Cultivation and uses
Adenium obesum is grown as a houseplant in temperate regions. Numerous hybrids have been developed. Adeniums are appreciated for their colorful flowers, but also for their unusual, thick caudices. They can be grown for many years in a pot and are commonly used for bonsai.

Because seed-grown plants are not genetically identical to the mother plant, desirable varieties are commonly propagated by grafting. Genetically identical plants can also be propagated by cutting. However, cutting-grown plants do not tend to develop a desirable thick caudex as quickly as seed-grown plants.

The sap of Adenium boehmianum, A. multiflorum, and A. obesum contains toxic cardiac glycosides and is used as arrow poison throughout Africa for hunting large game.

Classification
The genus Adenium has been held to contain as many as twelve species.

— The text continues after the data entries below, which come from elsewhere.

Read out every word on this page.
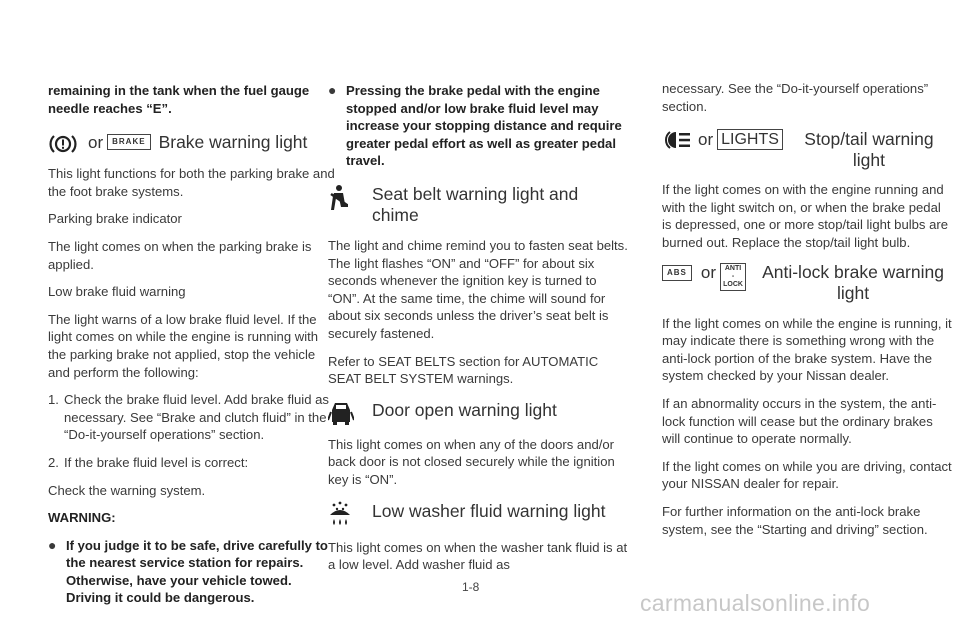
remaining in the tank when the fuel gauge needle reaches “E”.

or	BRAKE Brake warning light

This light functions for both the parking brake and the foot brake systems.

Parking brake indicator

The light comes on when the parking brake is applied.

Low brake fluid warning

The light warns of a low brake fluid level. If the light comes on while the engine is running with the parking brake not applied, stop the vehicle and perform the following:

1. Check the brake fluid level. Add brake fluid as necessary. See “Brake and clutch fluid” in the “Do-it-yourself operations” section.

2. If the brake fluid level is correct:

Check the warning system.

WARNING:

● If you judge it to be safe, drive carefully to the nearest service station for repairs. Otherwise, have your vehicle towed. Driving it could be dangerous.

● Pressing the brake pedal with the engine stopped and/or low brake fluid level may increase your stopping distance and require greater pedal effort as well as greater pedal travel.

Seat belt warning light and chime

The light and chime remind you to fasten seat belts. The light flashes “ON” and “OFF” for about six seconds whenever the ignition key is turned to “ON”. At the same time, the chime will sound for about six seconds unless the driver’s seat belt is securely fastened.

Refer to SEAT BELTS section for AUTOMATIC SEAT BELT SYSTEM warnings.

Door open warning light

This light comes on when any of the doors and/or back door is not closed securely while the ignition key is “ON”.

Low washer fluid warning light

This light comes on when the washer tank fluid is at a low level. Add washer fluid as

necessary. See the “Do-it-yourself operations” section.

or LIGHTS	Stop/tail warning light

If the light comes on with the engine running and with the light switch on, or when the brake pedal is depressed, one or more stop/tail light bulbs are burned out. Replace the stop/tail light bulb.

ABS or ANTI
-LOCK
Anti-lock brake warning light

If the light comes on while the engine is running, it may indicate there is something wrong with the anti-lock portion of the brake system. Have the system checked by your Nissan dealer.

If an abnormality occurs in the system, the anti-lock function will cease but the ordinary brakes will continue to operate normally.

If the light comes on while you are driving, contact your NISSAN dealer for repair.

For further information on the anti-lock brake system, see the “Starting and driving” section.

1-8
carmanualsonline.info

These are considered by other authors to be subspecies or varieties. A late-20th-century classification by Plazier recognizes five species. Species include:

  • Adenium arabicum Balf.f. (Arabia)
  • Adenium boehmianum Schinz (Namibia, Angola)
  • Adenium multiflorum Klotzsch. (Southern Africa, from Zambia south)
  • Adenium obesum (Forssk.) Roem. & Schult.
  • Adenium swazicum Stapf (Eastern South Africa)

Common names
Adenium obesum is also known as the desert rose. In the Philippines, due to its resemblance to the related genus Plumeria, and the fact that it was introduced to the Philippines from Bangkok, Thailand, the plant is also called as Bangkok kalachuchi.